Immobilien werden mobil – und Automobile werden immobil. Das bringt völlig neue Probleme mit sich.

Wissen/Gesundheit: Werner Ludwig (lud)

Stuttgart - Das Nomadentum liegt wieder voll im Trend – obwohl die Steinzeit schon eine ganze Weile vorbei ist. Allerdings sammeln die digitalen Neuzeitnomaden weder Beeren noch Nüsse, sondern Aufträge für ihr Mobile Office, in dem sie sich 24 Stunden am Tag selbst ausbeuten. Und sie jagen nicht wilden Tieren, sondern dem jeweils neuesten Trend hinterher – heute in Berlin, morgen in London und übermorgen in Amsterdam. So ein City-Nomade braucht natürlich auch das passende Wohnambiente. Die Lösung kommt aus Dänemark und nennt sich Walking House. Es handelt sich um einen liegenden sechseckigen Quader von der Größe eines Wohnwagens, der wie ein riesiges Insekt auf sechs grazilen Metallbeinen ruht.

 

Mithilfe dieser Beine kann sich das Leichtbauhaus aus eigener Kraft von der Stelle bewegen, während die Bewohner sich anderen Tätigkeiten widmen oder durch die großflächigen Fenster an den Stirnseiten nach draußen blicken können. Geschwindigkeitsrekorde stellt die angeblich nur von selbst erzeugtem Sonnen- und Windstrom angetriebene Konstruktion indes nicht auf. Die Höchstgeschwindigkeit liegt bei beschaulichen 60 Metern in der Stunde.
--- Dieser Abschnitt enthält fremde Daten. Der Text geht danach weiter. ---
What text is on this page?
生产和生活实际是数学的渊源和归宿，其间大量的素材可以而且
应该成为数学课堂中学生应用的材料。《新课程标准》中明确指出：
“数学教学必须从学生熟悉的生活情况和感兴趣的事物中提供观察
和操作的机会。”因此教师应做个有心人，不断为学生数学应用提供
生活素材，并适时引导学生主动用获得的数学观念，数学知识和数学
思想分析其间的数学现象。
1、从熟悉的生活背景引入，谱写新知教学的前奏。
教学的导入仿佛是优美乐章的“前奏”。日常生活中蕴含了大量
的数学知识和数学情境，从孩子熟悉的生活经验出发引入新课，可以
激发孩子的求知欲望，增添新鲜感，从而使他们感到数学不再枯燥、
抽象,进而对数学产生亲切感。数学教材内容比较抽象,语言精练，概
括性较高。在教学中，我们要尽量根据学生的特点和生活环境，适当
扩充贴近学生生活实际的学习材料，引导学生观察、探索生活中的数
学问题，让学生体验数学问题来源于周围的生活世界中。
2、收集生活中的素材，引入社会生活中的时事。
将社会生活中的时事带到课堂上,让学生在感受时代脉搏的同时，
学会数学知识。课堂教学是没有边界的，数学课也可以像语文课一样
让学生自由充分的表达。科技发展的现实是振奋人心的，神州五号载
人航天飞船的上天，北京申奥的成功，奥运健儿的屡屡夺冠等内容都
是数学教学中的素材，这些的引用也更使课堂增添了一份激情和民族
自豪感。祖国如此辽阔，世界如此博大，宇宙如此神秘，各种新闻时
Therapeutisch wertvolle Entschleunigung

Das laufende Haus sei „ein kleines Heim, dass seinen Bewohnern ein langsames nomadisches Leben ermöglicht“, heißt es in einer Produktbeschreibung. Allerdings muss man für Umzüge über längere Distanzen unter Umständen Monate oder gar Jahre einplanen. Das muss kein Nachteil sein. Gerade für die im Job ständig unter Hochspannung stehenden Neuzeitnomaden ist ein bisschen Entschleunigung wahrscheinlich sogar von hohem therapeutischem Nutzen.

Die Entwickler des Walking House träumen zudem von völlig neuen Formen des Zusammenlebens. Sie beschreiben eine „fluide Nachbarschaft“, die durch die ständige Bewegung der Häuser immer wieder neu zusammengewürfelt wird. Alles ist im Fluss. Nachbarschaftsstreitigkeiten lassen sich in dieser Welt ohne teure Anwälte lösen: Wenn der Typ von schräg gegenüber ständig mit ohrenbetäubender Technomusik nervt, gibt man seinem Haus per Touchscreen einfach die Anweisung, sich auf die Socken zu machen. Selbstredend ist das Walking House fast vollständig kompostierbar – abgesehen von den Metallteilen. Die Wasserversorgung läuft über Regenwasser, und bei Bedarf lässt sich ein kleines Gewächshaus für mobiles Urban Gardening andocken. Alles ökologisch, sozial und nachhaltig – kann man sich eine schönere Zukunft vorstellen?

Immobilienscout oder Mobile.de?

Die Visionäre aus Dänemark verschweigen allerdings geflissentlich, dass umherlaufende Häuser auch völlig neue Probleme mit sich bringen. Soll man sein zum Verkauf stehendes Walking House bei Immobilienscout oder doch besser bei Mobile.de inserieren? Was passiert, wenn das Haus wegläuft und der Besitzer findet nur noch einen leeren Stellplatz vor? Was kostet es, wenn das Haus im Parkverbot steht? Und so weiter. Während Immobilien mobil werden, verhält es sich mit den Mobilen auf unseren Straßen genau umgekehrt. Sie stecken stundenlang im Stau fest und werden dadurch zumindest zeitweise zu Immobilien. Nachdem das Bundesverfassungsgericht ohnehin eine Reform der Grundsteuer angemahnt hat, kommt vielleicht bald einer auf die Idee, diese Steuer auf herumstehende Kraftfahrzeuge auszudehnen.

Wenn sich zu viele mobile Immobilien gleichzeitig auf den Weg machen, könnten sich die Stauprobleme in Zukunft sogar noch vergrößern. Zudem sind beunruhigende Verkehrsmeldungen zu erwarten: „Achtung, auf der A 8 kommt Ihnen zwischen Ulm-West und Merklingen ein Haus entgegen. Fahren Sie äußerst rechts und überholen Sie nicht. Wir melden, wenn die Gefahr vorüber ist!“ – also so etwa in zwei Wochen.